Ed Husain is co-director of Quilliam, and author of The Islamist [UK]. He is the author of this opinion piece in the The Times:
How Britain’s mosques foster extremism
As a child, I was unsure if I belonged to Britain, India – or both, or neither. In the day I went to a multifaith, multi-ethnic state school in the East End of London. At school I was taught to question, think and see all religions equally. In the evenings, I attended Koran schools at a mosque on Brick Lane where I was forced to learn to read Arabic, but not to understand meanings of words. I was not allowed to question, but simply to bob to and fro and learn Arabic prayers without understanding. All our teachers were elderly Asian immigrant men, and we were not allowed to mix with girls. At school, our teachers were mostly English women and we were encouraged to mix with everybody.
[…]Most British Muslims are under 25. When, like me, they have questions about identity, belonging, values, and religion, their local mosque leadership is futile. Britain’s mosques are run by men who are physically in Britain, but psychologically in Pakistan.
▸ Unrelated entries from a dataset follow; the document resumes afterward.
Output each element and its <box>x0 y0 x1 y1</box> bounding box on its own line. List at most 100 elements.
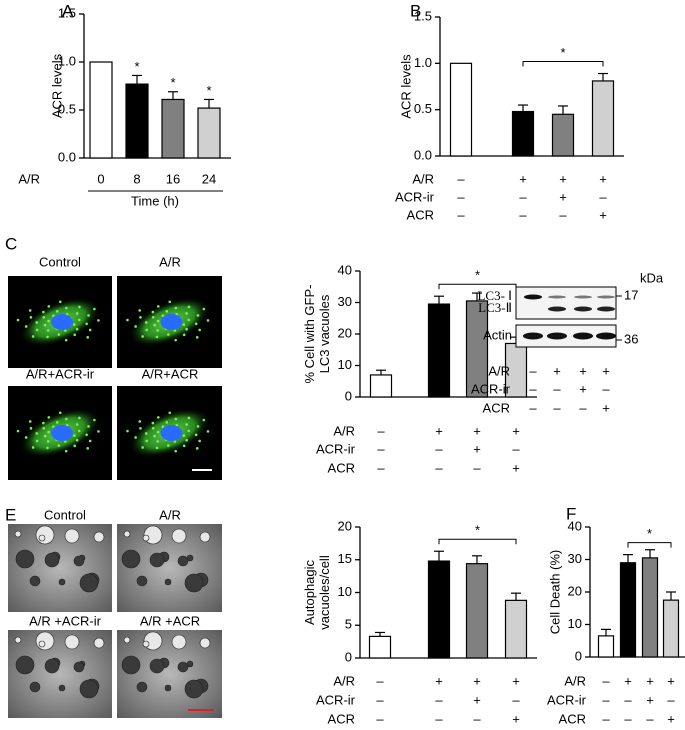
puncta <box>72 434 76 437</box>
condition-name: ACR <box>559 711 586 726</box>
band <box>547 332 567 340</box>
puncta <box>185 438 188 442</box>
puncta <box>57 333 61 336</box>
puncta <box>156 319 160 323</box>
puncta <box>28 309 32 312</box>
condition-name: A/R <box>412 171 434 186</box>
condition-mark: – <box>377 460 385 475</box>
organelle <box>177 661 189 673</box>
organelle <box>123 636 131 644</box>
puncta <box>194 433 198 437</box>
puncta <box>198 439 201 443</box>
condition-mark: + <box>579 363 587 378</box>
puncta <box>52 314 55 317</box>
puncta <box>141 335 144 338</box>
puncta <box>139 316 142 319</box>
band <box>596 332 616 340</box>
x-tick-label: 16 <box>166 171 180 186</box>
puncta <box>138 420 142 423</box>
puncta <box>196 314 200 317</box>
nucleus <box>160 314 183 330</box>
puncta <box>46 329 50 332</box>
condition-name: ACR-ir <box>395 189 435 204</box>
puncta <box>185 312 188 315</box>
puncta <box>168 300 172 304</box>
puncta <box>151 315 155 319</box>
puncta <box>173 329 177 332</box>
condition-mark: – <box>559 207 567 222</box>
error-bar <box>598 72 608 81</box>
condition-name: A/R <box>333 673 355 688</box>
puncta <box>47 416 51 419</box>
condition-mark: + <box>646 673 654 688</box>
y-tick-label: 0.5 <box>414 101 432 116</box>
organelle <box>15 549 35 569</box>
organelle <box>199 637 211 649</box>
organelle <box>64 634 80 650</box>
condition-mark: – <box>553 381 561 396</box>
condition-mark: – <box>519 189 527 204</box>
puncta <box>198 328 201 332</box>
bracket-label: * <box>475 268 480 283</box>
organelle <box>121 655 141 675</box>
condition-mark: + <box>602 400 610 415</box>
condition-mark: – <box>435 441 443 456</box>
bracket-label: * <box>647 526 652 541</box>
y-tick-label: 10 <box>338 584 352 599</box>
condition-mark: + <box>512 423 520 438</box>
puncta <box>173 440 177 443</box>
y-axis-label: ACR levels <box>398 54 413 119</box>
condition-mark: + <box>512 673 520 688</box>
puncta <box>47 430 50 434</box>
condition-mark: – <box>529 381 537 396</box>
condition-mark: – <box>579 400 587 415</box>
band <box>574 306 592 312</box>
micrograph <box>117 524 222 612</box>
condition-mark: – <box>602 381 610 396</box>
condition-mark: – <box>457 189 465 204</box>
puncta <box>185 327 188 331</box>
y-axis-label: LC3 vacuoles <box>317 294 332 373</box>
significance: * <box>206 83 211 98</box>
organelle <box>136 575 148 587</box>
puncta <box>85 433 88 437</box>
organelle <box>164 684 172 692</box>
condition-mark: + <box>559 189 567 204</box>
y-tick-label: 1.0 <box>58 53 76 68</box>
puncta <box>156 305 160 308</box>
puncta <box>167 333 170 336</box>
organelle <box>35 631 55 651</box>
y-tick-label: 20 <box>568 583 582 598</box>
puncta <box>57 444 61 447</box>
puncta <box>64 338 68 342</box>
puncta <box>156 430 160 434</box>
puncta <box>196 425 200 428</box>
significance: * <box>170 75 175 90</box>
organelle <box>79 679 99 699</box>
y-tick-label: 0.0 <box>414 147 432 162</box>
image-label: Control <box>39 254 81 269</box>
puncta <box>65 417 68 421</box>
bar <box>662 599 680 658</box>
band <box>597 295 615 299</box>
error-bar <box>204 98 214 109</box>
puncta <box>174 338 177 342</box>
puncta <box>46 335 49 339</box>
condition-mark: – <box>473 460 481 475</box>
error-bar <box>511 592 521 601</box>
x-tick-label: 24 <box>202 171 216 186</box>
band <box>548 306 566 312</box>
puncta <box>195 447 199 450</box>
puncta <box>75 423 79 426</box>
puncta <box>88 439 92 443</box>
puncta <box>145 439 148 443</box>
bracket-label: * <box>475 523 480 538</box>
bar <box>465 563 489 659</box>
micrograph <box>8 524 112 612</box>
blot-lc3 <box>515 286 617 320</box>
puncta <box>202 418 206 422</box>
organelle <box>164 578 172 586</box>
condition-mark: + <box>599 171 607 186</box>
condition-mark: – <box>624 711 632 726</box>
They retain their village rituals and sectarianism, and prevent the growth of an indigenous British Islam. And for as long as young Muslims are confused about whether they belong in Britain or elsewhere, we risk handing them over to preying extremists in our midst.
By importing cheap imams from poor, intellectually deprived and theologically conservative places mosques put young Britons in the hands of men who do not have the linguistic or cultural backgrounds to deal with modern Britain. Little wonder, then, that many young Muslims turn to radical university Islamic societies, extremist websites, and Hamas-supporting groups in Britain for “religious guidance”.
[…]As this generation of imams and elders eventually move aside, who will take their place? Of the 27 or so Muslim seminaries or dar ul uloom in Britain, 25 come from the austere, Deobandi tradition – the preferred school of the Taleban. So while British soldiers risk their lives in Afghanistan, in British Muslim seminaries we allow the teaching of intolerance, unequal treatment of women, religious rigidity, the banning of music and theatre, and an end to free mixing of the sexes.
[…]Two years ago the Government established a Mosques and Imam National Advisory Board and included Hamas supporters to win over radicals. What has it achieved? Large numbers of British mosques are not properly registered with the Charity Commission, imams work with children without Criminal Record Bureau checks, and mosque buildings flout health and safety regulations. Would other schools or churches get away with this?